Trainees present research plans and get feedback and inspiration from the group members. If time allows, the group could explore further story strategy development. Main elements should be reviewed: topic, context, setting, main character, theme… Guide a short discussion on the different elements, ask questions like “What makes your choice of the character constructive?” 

If time is limited and it is not possible to get to all groups, trainees can send their research plans and story elements to the trainer, who gives individual feedback. 

Constructive interviewing (fundamental) 
Role play / 1 hour
Trainees are introduced to constructive interview techniques and interview each other in groups of two where they apply active listening and the  looping technique. 

Trainees reflect on how to guide interviews in a constructive way. They are able to listen and ask questions in a way that will build trust with interviewees and improve the flow, thereby improving the quality of the information obtained. 

Discussion in plenary: 30 Min.
Trainer presentation and discussion: 30 Min.

Find videos that you think show attempts to get beyond stereotypes or clichés, or interviews that you think are conducted constructively, especially regarding highly controversial or sensitive subjects. The interviews do not need to be perfect and might include elements that could have been done differently.

Videos / Discussion in plenary, 30 min.
Example: Amnesty International Video “Look beyond borders”

Question: Why did we watch this video? How can this be applied to constructive journalism?   
(Empathy, trying to understand who the other person really is, trying to connect with other  person, etc.)  

Example: ITV video on child rape survivor
Question: What did the interviewer do and what would you do differently as a constructive reporter? 
(Comfort zone, timing, awareness) 

Input / Discussion, 20 min.
Conducting constructive interviews
 Presentation: PPT Reporting constructively, slides 27-36

Staying constructive throughout the story process (fundamental)
Group work / 1 hour
Trainees reflect on how they use a constructive approach throughout the idea development,  research, production and publication phases of their constructive stories. (Can be homework if time is limited)

Trainees list how to stay constructive in the stages after idea development and research. They can discuss strategies, advantages and challenges. 

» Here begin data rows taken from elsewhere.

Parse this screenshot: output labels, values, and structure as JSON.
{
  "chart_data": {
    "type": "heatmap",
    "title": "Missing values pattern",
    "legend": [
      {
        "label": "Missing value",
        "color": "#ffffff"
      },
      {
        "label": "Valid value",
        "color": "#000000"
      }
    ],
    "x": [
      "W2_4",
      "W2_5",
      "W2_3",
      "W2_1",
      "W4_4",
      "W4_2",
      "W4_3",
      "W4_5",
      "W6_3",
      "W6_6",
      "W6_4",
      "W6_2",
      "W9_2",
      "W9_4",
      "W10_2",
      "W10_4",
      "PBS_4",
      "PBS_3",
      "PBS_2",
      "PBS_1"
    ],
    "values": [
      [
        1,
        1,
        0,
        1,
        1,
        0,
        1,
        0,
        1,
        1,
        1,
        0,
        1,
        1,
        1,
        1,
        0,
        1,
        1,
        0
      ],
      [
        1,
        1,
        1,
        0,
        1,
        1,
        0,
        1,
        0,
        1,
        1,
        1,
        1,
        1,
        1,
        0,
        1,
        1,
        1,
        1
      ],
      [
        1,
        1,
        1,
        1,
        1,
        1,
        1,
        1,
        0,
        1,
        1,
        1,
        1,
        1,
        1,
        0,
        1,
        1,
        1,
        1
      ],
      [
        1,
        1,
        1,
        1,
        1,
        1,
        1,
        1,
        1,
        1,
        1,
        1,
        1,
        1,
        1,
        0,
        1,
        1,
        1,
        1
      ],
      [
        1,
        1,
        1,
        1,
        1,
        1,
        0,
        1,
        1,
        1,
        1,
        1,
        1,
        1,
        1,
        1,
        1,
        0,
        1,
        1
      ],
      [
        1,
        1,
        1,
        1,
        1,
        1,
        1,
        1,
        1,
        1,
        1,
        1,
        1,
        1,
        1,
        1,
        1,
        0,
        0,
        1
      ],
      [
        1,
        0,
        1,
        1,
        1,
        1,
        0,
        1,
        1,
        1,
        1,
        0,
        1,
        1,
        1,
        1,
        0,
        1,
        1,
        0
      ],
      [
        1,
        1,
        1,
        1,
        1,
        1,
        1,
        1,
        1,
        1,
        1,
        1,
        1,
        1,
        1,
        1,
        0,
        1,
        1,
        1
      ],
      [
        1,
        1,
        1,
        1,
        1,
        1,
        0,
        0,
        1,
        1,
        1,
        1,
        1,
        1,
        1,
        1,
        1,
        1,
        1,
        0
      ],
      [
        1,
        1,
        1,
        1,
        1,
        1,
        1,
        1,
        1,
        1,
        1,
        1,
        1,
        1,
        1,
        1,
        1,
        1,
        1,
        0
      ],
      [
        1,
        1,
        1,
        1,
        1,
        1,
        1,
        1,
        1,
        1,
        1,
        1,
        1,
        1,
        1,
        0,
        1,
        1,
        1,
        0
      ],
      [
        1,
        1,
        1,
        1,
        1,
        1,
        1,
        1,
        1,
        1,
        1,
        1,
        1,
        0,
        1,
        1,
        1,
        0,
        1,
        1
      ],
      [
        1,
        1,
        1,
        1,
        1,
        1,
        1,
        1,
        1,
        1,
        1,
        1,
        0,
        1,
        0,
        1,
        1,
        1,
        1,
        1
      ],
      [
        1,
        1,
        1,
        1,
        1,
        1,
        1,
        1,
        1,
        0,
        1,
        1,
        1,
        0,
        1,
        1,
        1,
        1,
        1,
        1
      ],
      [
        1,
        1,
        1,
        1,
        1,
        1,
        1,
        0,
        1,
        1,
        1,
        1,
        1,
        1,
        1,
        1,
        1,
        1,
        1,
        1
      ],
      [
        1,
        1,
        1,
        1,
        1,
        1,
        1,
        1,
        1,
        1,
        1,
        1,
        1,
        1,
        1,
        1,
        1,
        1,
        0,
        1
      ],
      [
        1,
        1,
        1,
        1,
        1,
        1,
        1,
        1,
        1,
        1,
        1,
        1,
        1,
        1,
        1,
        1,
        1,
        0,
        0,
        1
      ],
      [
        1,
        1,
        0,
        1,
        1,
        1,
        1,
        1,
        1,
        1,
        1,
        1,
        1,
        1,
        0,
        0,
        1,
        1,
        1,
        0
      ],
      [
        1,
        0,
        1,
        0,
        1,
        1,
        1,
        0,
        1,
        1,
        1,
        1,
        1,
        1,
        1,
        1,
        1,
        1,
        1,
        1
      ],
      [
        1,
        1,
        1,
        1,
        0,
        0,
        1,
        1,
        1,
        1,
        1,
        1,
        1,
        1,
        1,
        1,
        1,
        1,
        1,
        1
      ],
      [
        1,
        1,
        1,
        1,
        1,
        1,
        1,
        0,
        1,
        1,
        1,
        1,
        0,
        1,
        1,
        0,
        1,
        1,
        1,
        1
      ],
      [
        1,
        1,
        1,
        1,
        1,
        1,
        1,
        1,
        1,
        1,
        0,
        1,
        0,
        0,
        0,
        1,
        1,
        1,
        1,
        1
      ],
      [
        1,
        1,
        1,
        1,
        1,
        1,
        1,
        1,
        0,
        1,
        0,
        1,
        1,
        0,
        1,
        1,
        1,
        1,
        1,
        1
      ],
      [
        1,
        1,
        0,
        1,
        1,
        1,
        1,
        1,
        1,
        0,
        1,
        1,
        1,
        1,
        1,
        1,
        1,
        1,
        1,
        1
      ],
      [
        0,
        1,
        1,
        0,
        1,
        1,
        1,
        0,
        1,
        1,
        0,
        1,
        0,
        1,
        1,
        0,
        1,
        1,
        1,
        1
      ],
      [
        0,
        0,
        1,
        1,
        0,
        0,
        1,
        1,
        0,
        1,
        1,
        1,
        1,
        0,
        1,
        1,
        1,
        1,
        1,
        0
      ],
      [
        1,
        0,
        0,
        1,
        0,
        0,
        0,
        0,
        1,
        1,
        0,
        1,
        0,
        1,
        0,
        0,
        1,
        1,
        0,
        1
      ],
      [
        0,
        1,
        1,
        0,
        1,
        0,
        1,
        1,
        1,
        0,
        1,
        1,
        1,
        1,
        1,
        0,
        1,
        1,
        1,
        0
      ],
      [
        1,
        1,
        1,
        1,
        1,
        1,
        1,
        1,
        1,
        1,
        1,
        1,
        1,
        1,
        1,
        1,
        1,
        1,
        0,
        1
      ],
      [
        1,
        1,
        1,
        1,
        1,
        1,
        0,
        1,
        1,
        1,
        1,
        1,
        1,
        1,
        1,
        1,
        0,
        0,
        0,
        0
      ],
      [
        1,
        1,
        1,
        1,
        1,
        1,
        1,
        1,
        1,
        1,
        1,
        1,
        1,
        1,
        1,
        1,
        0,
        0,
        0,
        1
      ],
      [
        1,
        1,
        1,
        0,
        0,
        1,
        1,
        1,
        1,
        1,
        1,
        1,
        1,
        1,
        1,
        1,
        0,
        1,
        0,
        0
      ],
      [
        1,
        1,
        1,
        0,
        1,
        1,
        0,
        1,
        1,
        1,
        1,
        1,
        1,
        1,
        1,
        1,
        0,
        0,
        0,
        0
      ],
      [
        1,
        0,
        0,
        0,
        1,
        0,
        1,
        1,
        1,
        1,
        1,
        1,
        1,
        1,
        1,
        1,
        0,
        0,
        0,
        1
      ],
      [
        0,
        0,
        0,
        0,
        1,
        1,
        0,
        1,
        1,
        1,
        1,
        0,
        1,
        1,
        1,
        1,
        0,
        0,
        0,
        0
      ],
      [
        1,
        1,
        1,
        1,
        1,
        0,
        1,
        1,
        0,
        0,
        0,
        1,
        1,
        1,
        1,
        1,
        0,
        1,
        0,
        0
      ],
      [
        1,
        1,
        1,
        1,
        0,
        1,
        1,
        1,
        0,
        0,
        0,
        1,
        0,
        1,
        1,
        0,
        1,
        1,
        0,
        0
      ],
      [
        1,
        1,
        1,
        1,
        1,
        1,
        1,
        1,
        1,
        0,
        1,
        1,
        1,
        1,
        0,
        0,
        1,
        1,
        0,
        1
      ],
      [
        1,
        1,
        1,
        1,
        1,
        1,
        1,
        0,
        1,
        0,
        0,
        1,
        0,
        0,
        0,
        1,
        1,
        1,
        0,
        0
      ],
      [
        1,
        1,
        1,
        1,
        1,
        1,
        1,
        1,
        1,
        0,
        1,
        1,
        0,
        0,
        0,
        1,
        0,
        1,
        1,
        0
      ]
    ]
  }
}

Individual brainstorming: 10 min. 
Group work: 10 min. 
Presentation and discussion: 20 min. 
Presentation of examples: 20 min. 

Prepare boards for group work, choose examples of constructive stories where the audience has been involved.

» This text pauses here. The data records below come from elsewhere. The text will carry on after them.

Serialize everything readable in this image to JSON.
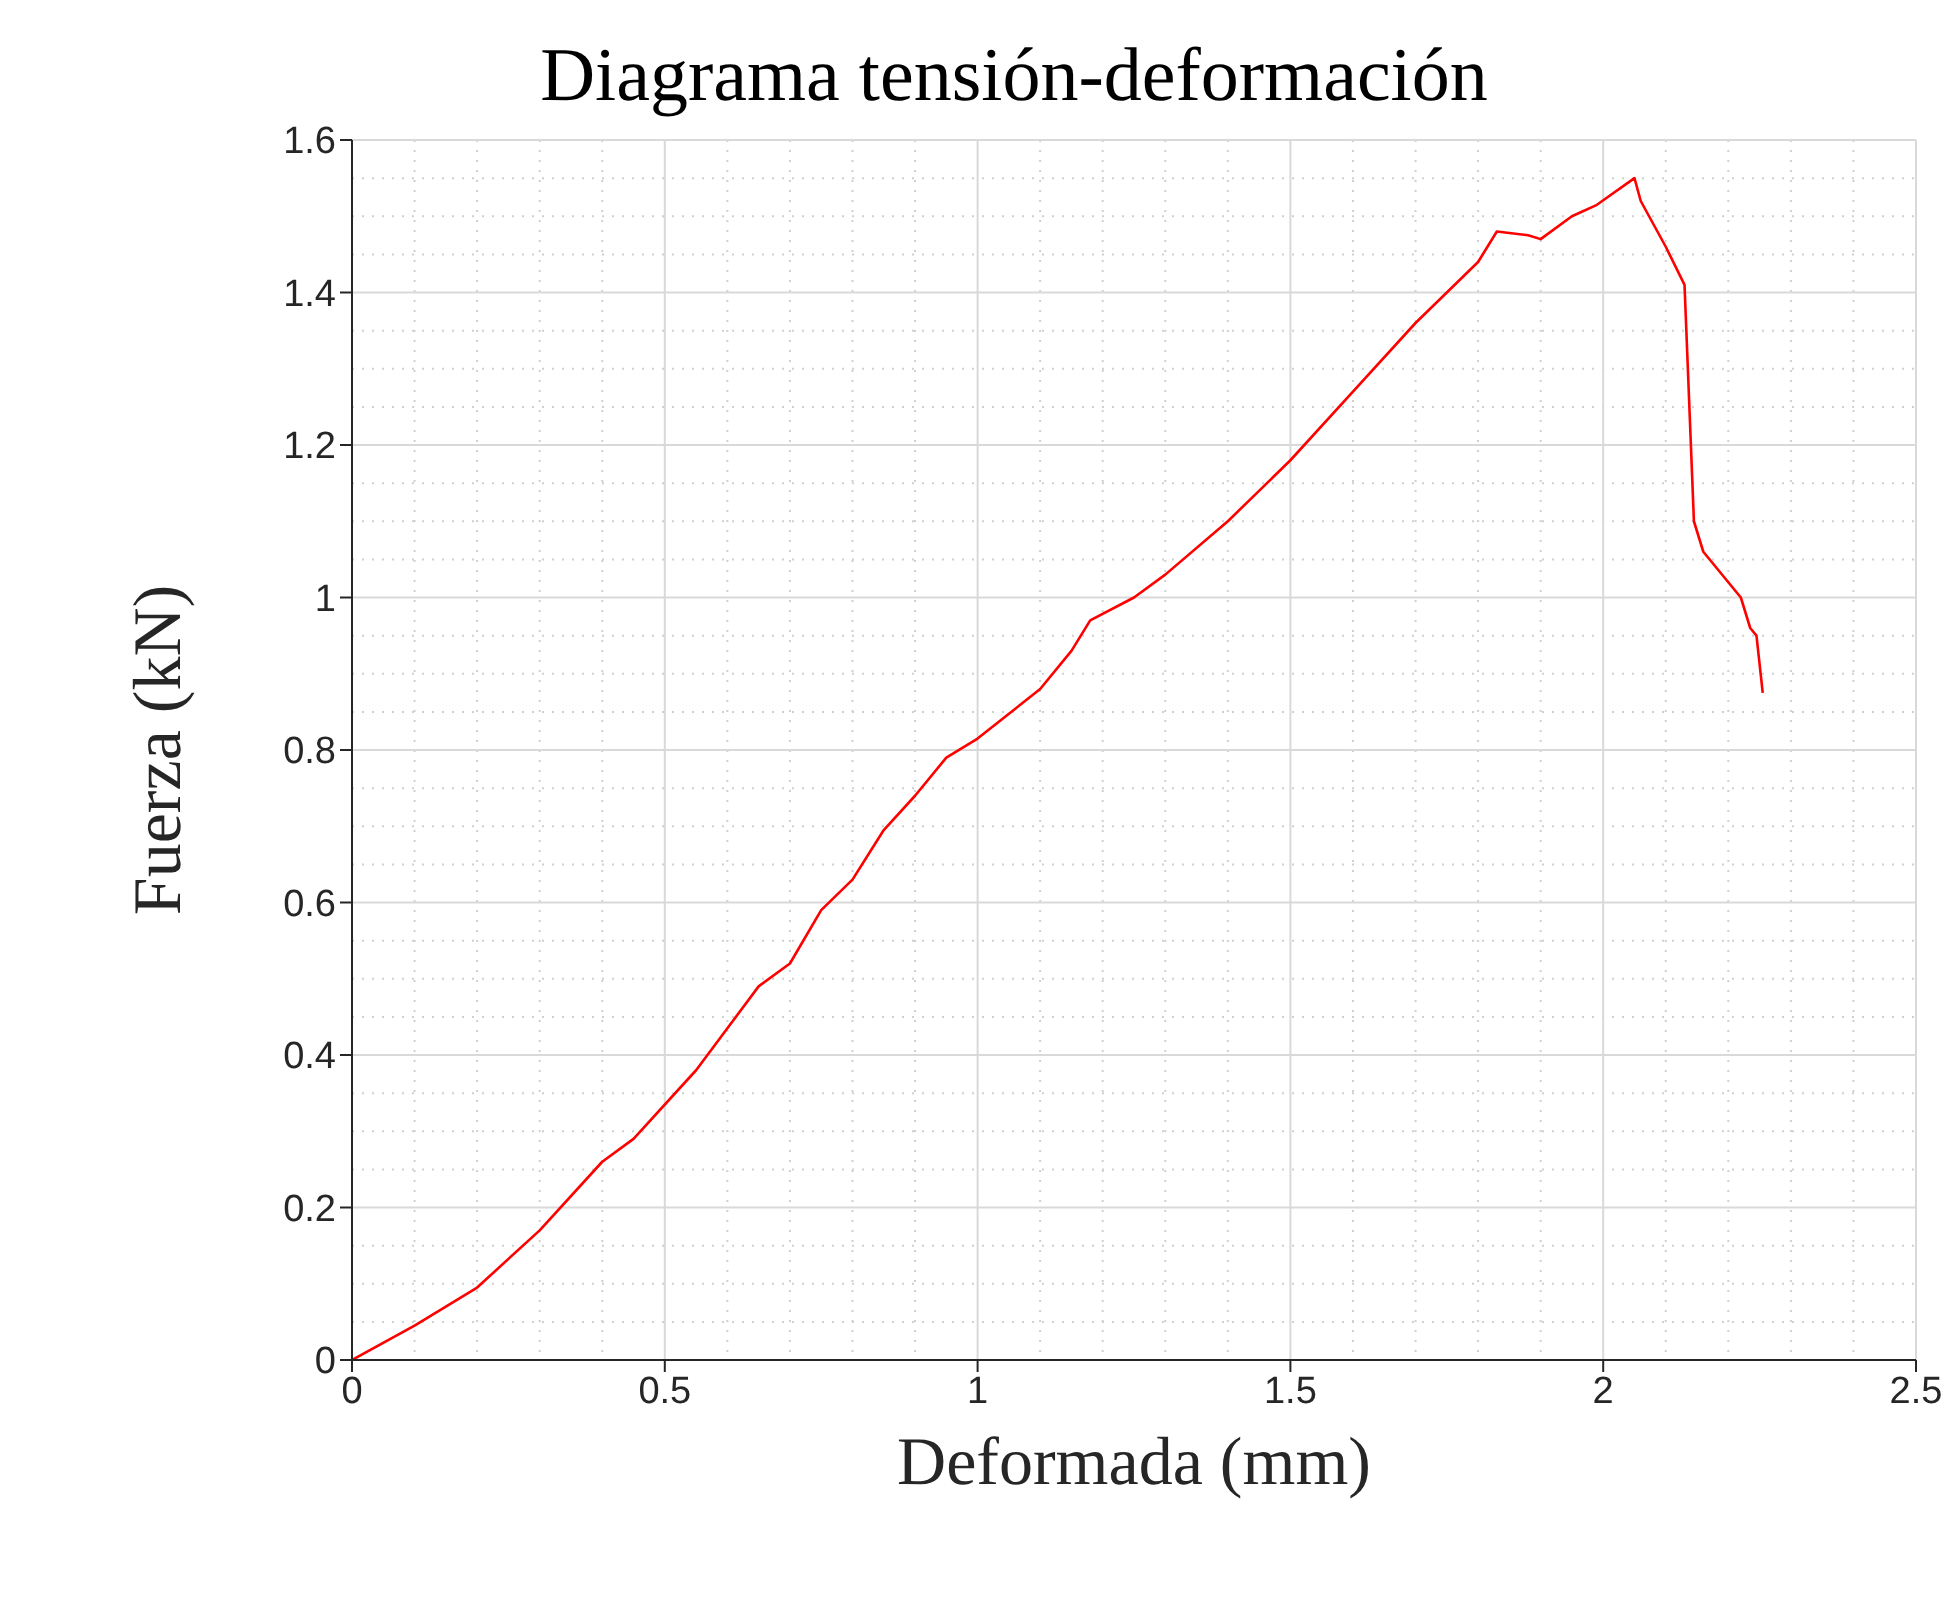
{
  "chart_data": {
    "type": "line",
    "title": "Diagrama tensión-deformación",
    "xlabel": "Deformada (mm)",
    "ylabel": "Fuerza (kN)",
    "xlim": [
      0,
      2.5
    ],
    "xticks": [
      0,
      0.5,
      1,
      1.5,
      2,
      2.5
    ],
    "ylim": [
      0,
      1.6
    ],
    "yticks": [
      0,
      0.2,
      0.4,
      0.6,
      0.8,
      1,
      1.2,
      1.4,
      1.6
    ],
    "grid": true,
    "legend": false,
    "marker": "none",
    "line_style": "solid",
    "series": [
      {
        "color": "#ff0000",
        "x": [
          0,
          0.1,
          0.2,
          0.3,
          0.4,
          0.45,
          0.55,
          0.65,
          0.7,
          0.75,
          0.8,
          0.85,
          0.9,
          0.95,
          1.0,
          1.1,
          1.15,
          1.18,
          1.25,
          1.3,
          1.4,
          1.5,
          1.6,
          1.7,
          1.8,
          1.83,
          1.88,
          1.9,
          1.95,
          1.99,
          2.05,
          2.06,
          2.1,
          2.13,
          2.145,
          2.16,
          2.2,
          2.22,
          2.235,
          2.245,
          2.255
        ],
        "values": [
          0,
          0.045,
          0.095,
          0.17,
          0.26,
          0.29,
          0.38,
          0.49,
          0.52,
          0.59,
          0.63,
          0.695,
          0.74,
          0.79,
          0.815,
          0.88,
          0.93,
          0.97,
          1.0,
          1.03,
          1.1,
          1.18,
          1.27,
          1.36,
          1.44,
          1.48,
          1.475,
          1.47,
          1.5,
          1.515,
          1.55,
          1.52,
          1.46,
          1.41,
          1.1,
          1.06,
          1.02,
          1.0,
          0.96,
          0.95,
          0.875
        ]
      }
    ]
  }
}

Individual exercise (Crazy 8), 10 min.
You invite the trainees to brainstorm – by the help of an associative thinking game called Crazy 8. Trainees are asked to quickly write down in eight minutes eight creative ways to stay constructive in the writing/filming, editing and publication stages. The goal is to push beyond first ideas, frequently the least innovative, and to generate a wider variety of possibilities. 

Group work, 20 min.
Trainees are divided into 3 groups. Each group chooses their best ideas and discusses them in the group (challenges and advantages). Each group presents its results and discusses them with all trainees.

Input / Discussion, 20 min.
Staying constructive throughout the story process
 Presentation: PPT Reporting constructively, slides 40-46

What’s your creative type? 
Trainees reflect on their creative strengths and weaknesses and find out what creative type they are. Can be discussed on the next workshop day.

See handouts 8 and 9: What type of creative person are you? / Explore your creative potential!

Find your constructive story idea
Each trainee comes up with one idea for a constructive story to be written/produced (or at least planned if time is limited) during the training. Can be emailed to the trainer or discussed on the next workshop day. 

Desk research for your CJ story
Trainees draft individual research plans, send them to the trainers for feedback. When they have done the research, they could also share their research protocols with the trainer. 

Staying constructive throughout the story process
Trainees list ideas of how they can use constructive approaches throughout the research, production and publication phases of their constructive stories.